Ms N, a 32-year-old psychiatric nurse specialist, had been off work for several weeks following an argument with another member of her team. She self-referred to see Dr B, a psychiatrist, with whom she worked closely within the same multidisciplinary team. She explained to Dr B that her alcohol intake had recently increased and she had become unusually restless, with a reduced need for sleep. She had also been spending more money than usual and had been getting into fights with her partner and sometimes with strangers.
At the consultation she said that in the past she had experienced similar episodes of increased activity and also reported periods of low mood. She had described herself as “moody”, but had never considered this sufficiently serious to seek referral to a psychiatrist. Dr B made a diagnosis of bipolar disorder, currently hypomanic. Ms N agreed to start pharmacological treatment.
Ms N and Dr B had a long conversation about the treatment of bipolar disorder, and Ms N was prescribed sodium valproate, a mood stabilizer. At the next consultation her sleep was improving and her hypomania appeared to be reducing. However she soon started to complain of low mood and Dr B decided to prescribe lamotrigine, in addition to her valproate, as a treatment for bipolar depression. Ms N was familiar with both sodium valproate and lamotrigine as treatments for bipolar disorder and was taking precautions to avoid pregnancy as valproate is a known teratogen.
The symptoms of Ms N’s depression persisted and she had still not returned to work. As a result, Dr B suggested that they should increase the dose of lamotrigine. Ms N was concerned about the impact a history of psychiatric disorder would have on her employment. So she sought to put pressure on Dr B to limit what was documented in her records.
Unfortunately, as a result of the increase in the dose of lamotrigine, Ms N developed a severe form of Stevens-Johnson syndrome and spent some time seriously ill in ICU.
The conversation about the increase of lamotrigine dose, and any discussion of possible side effects, was poorly recorded. It is unclear whether the possibility of developing Stevens-Johnson syndrome was touched upon; Dr B had some recollection of the exchange but had not committed this to writing.
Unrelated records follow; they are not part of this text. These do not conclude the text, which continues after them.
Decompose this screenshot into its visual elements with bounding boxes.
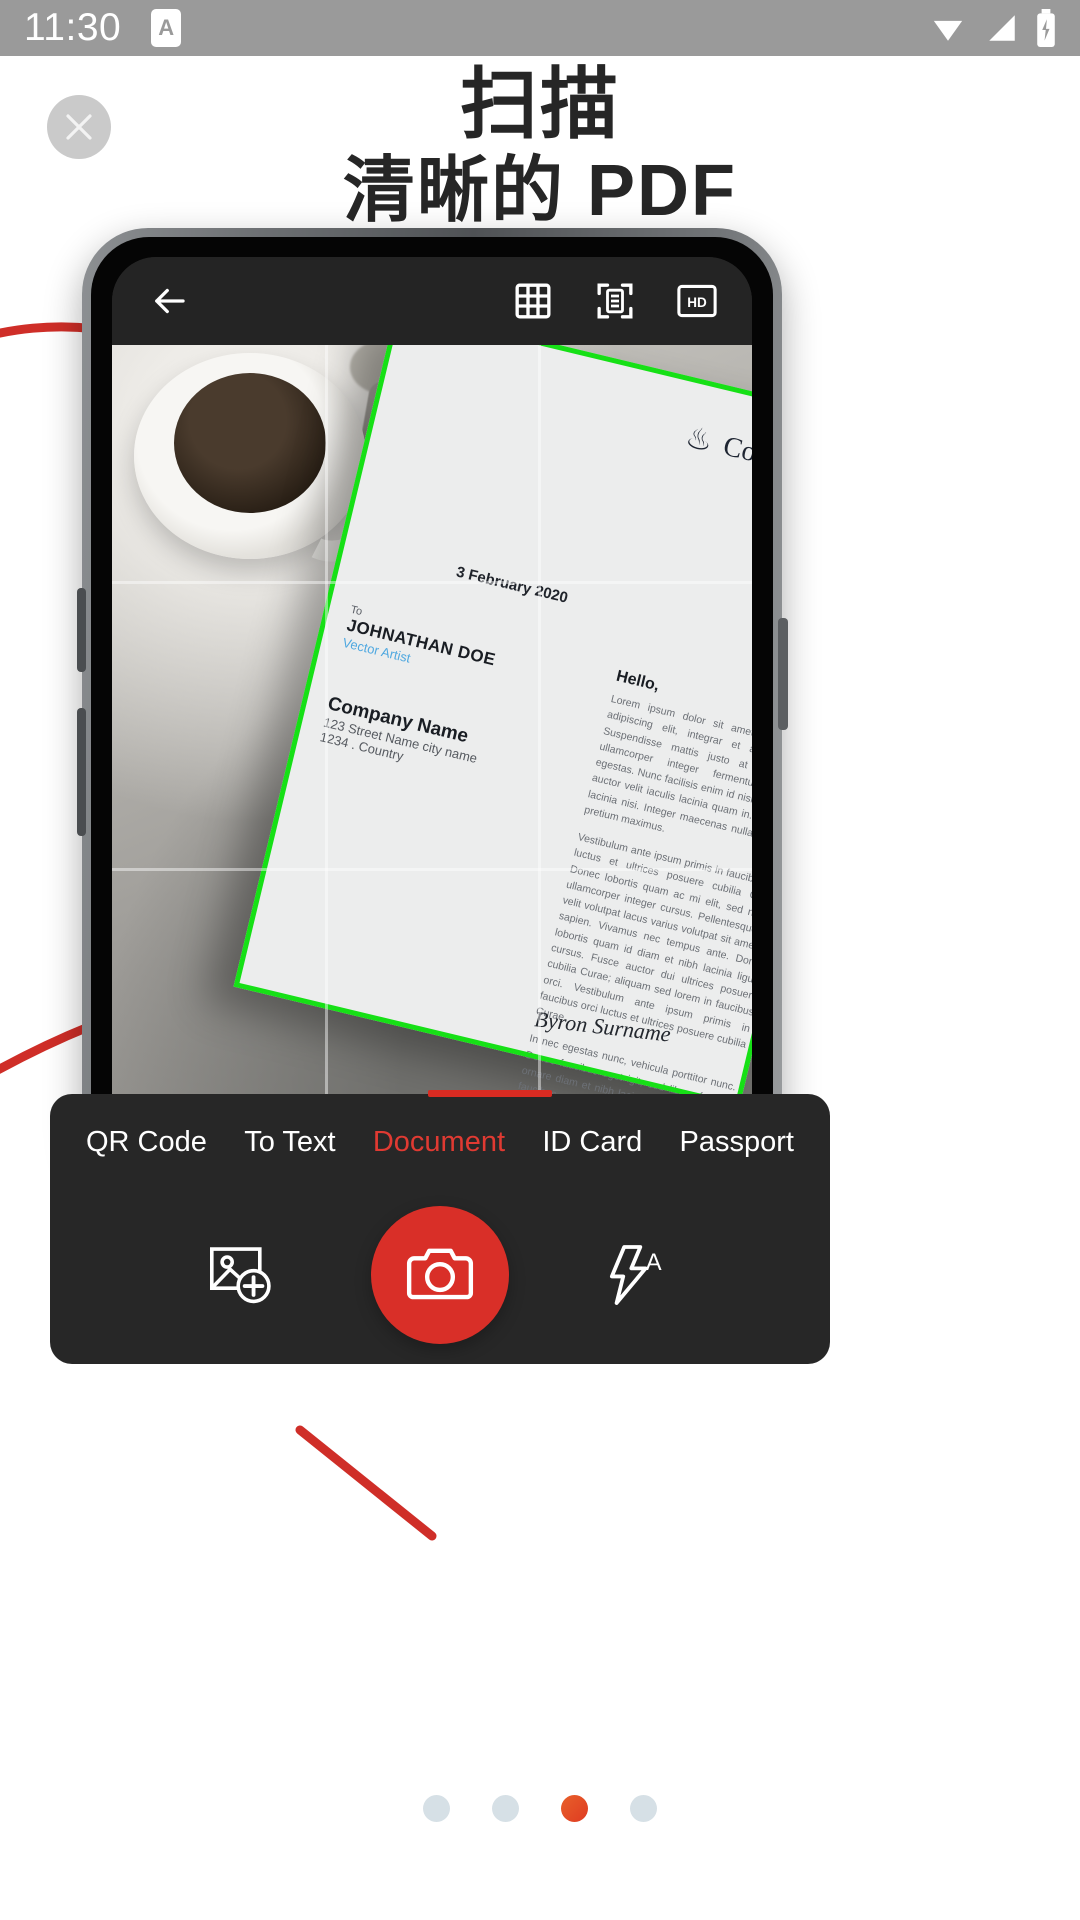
phone-screen: HD ♨ Coffe 3 February 2020 To JOHNATHAN … [112,257,752,1188]
toolbar-actions: HD [510,278,720,324]
grid-line-vertical [325,345,329,1188]
flash-auto-icon: A [609,1245,662,1305]
phone-mockup: HD ♨ Coffe 3 February 2020 To JOHNATHAN … [77,228,788,1188]
active-tab-indicator [428,1090,552,1097]
add-image-icon [210,1247,271,1304]
tab-id-card[interactable]: ID Card [542,1126,642,1159]
camera-viewfinder[interactable]: ♨ Coffe Studio 3 February 2020 To JOHNAT… [112,345,752,1188]
headline-line-1: 扫描 [459,60,620,148]
headline-line-2: 清晰的 PDF [342,151,737,232]
phone-volume-up-button [77,588,86,672]
signal-icon [989,15,1015,41]
arrow-left-icon [155,288,185,314]
wifi-icon [933,20,963,41]
tab-passport[interactable]: Passport [680,1126,794,1159]
grid-toggle-button[interactable] [510,278,556,324]
page-dot[interactable] [492,1795,519,1822]
android-status-bar: 11:30 A [0,0,1080,56]
capture-controls: A [50,1190,830,1360]
grid-line-horizontal [112,867,752,871]
page-dot[interactable] [423,1795,450,1822]
close-icon [66,114,92,140]
scan-mode-tabs: QR Code To Text Document ID Card Passpor… [50,1090,830,1190]
grid-icon [515,283,551,319]
auto-detect-button[interactable] [592,278,638,324]
app-badge-letter: A [158,15,175,40]
import-image-button[interactable] [201,1233,285,1317]
scanner-app-toolbar: HD [112,257,752,345]
tab-to-text[interactable]: To Text [244,1126,335,1159]
hd-quality-button[interactable]: HD [674,278,720,324]
shutter-button[interactable] [371,1206,509,1344]
page-dot-active[interactable] [561,1795,588,1822]
flash-mode-button[interactable]: A [595,1233,679,1317]
back-button[interactable] [146,278,192,324]
flash-auto-letter: A [646,1249,662,1276]
status-bar-indicators [926,9,1058,47]
close-button[interactable] [47,95,111,159]
tab-document[interactable]: Document [373,1126,505,1159]
svg-text:HD: HD [687,295,707,310]
camera-control-panel: QR Code To Text Document ID Card Passpor… [50,1090,830,1364]
document-scan-icon [597,283,633,319]
onboarding-screen: 11:30 A 扫描 清晰的 PDF HD ♨ Coffe 3 February… [0,0,1080,1920]
page-dot[interactable] [630,1795,657,1822]
camera-icon [406,1248,474,1300]
tab-qr-code[interactable]: QR Code [86,1126,207,1159]
page-indicator [0,1795,1080,1822]
status-bar-clock: 11:30 [24,6,122,49]
phone-power-button [778,618,788,730]
grid-line-horizontal [112,581,752,585]
app-notification-badge-icon: A [151,9,182,47]
phone-volume-down-button [77,708,86,836]
grid-line-vertical [538,345,542,1188]
onboarding-headline: 扫描 清晰的 PDF [0,62,1080,236]
hd-icon: HD [677,284,717,318]
battery-charging-icon [1037,9,1055,47]
phone-bezel: HD ♨ Coffe 3 February 2020 To JOHNATHAN … [91,237,773,1188]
She remembered thinking that she didn’t want to sound patronising to Ms N, as she thought Ms N was usually extremely competent at her nursing job.
Following her time in ICU, Ms N was unable to return to work and she made a claim against Dr B.
Dr B contacted Medical Protection for assistance and the legal team instructed a psychiatry expert to examine the case. The expert was critical of Dr B’s management of Ms N’s drug regime, as there is a known high risk of developing Stevens-Johnson syndrome when sodium valproate and lamotrigine are combined – a risk that increases with dose.
Because of the critical expert report, it was felt that the claim could not be defended. It was settled for a high sum.
Learning points
- It is good practice to not treat people too close to you, either relatives or colleagues.
- Patients should receive assurance about confidentiality and, if they are unsatisfied, alternative arrangements can be made. The best patient care is normally achieved through multi-disciplinary teamworking and appropriate sharing of information between professionals.
- Good record keeping is essential in all medical specialties. Documenting relevant conversations is always good practice and can make a difference at the time of defending a case.
- Taking knowledge for granted with any patient poses potential risks and, when ill, even the most expert person becomes vulnerable. It is safer to assume no prior understanding, even with patients whom one might expect to be well-informed.
- Many medications have serious untoward effects, especially when used in combination. Patients need to be fully informed of possible side effects and adequately supervised.
- There is a known risk when combining sodium valproate and lamotrigine (see relevant prescribing guidance).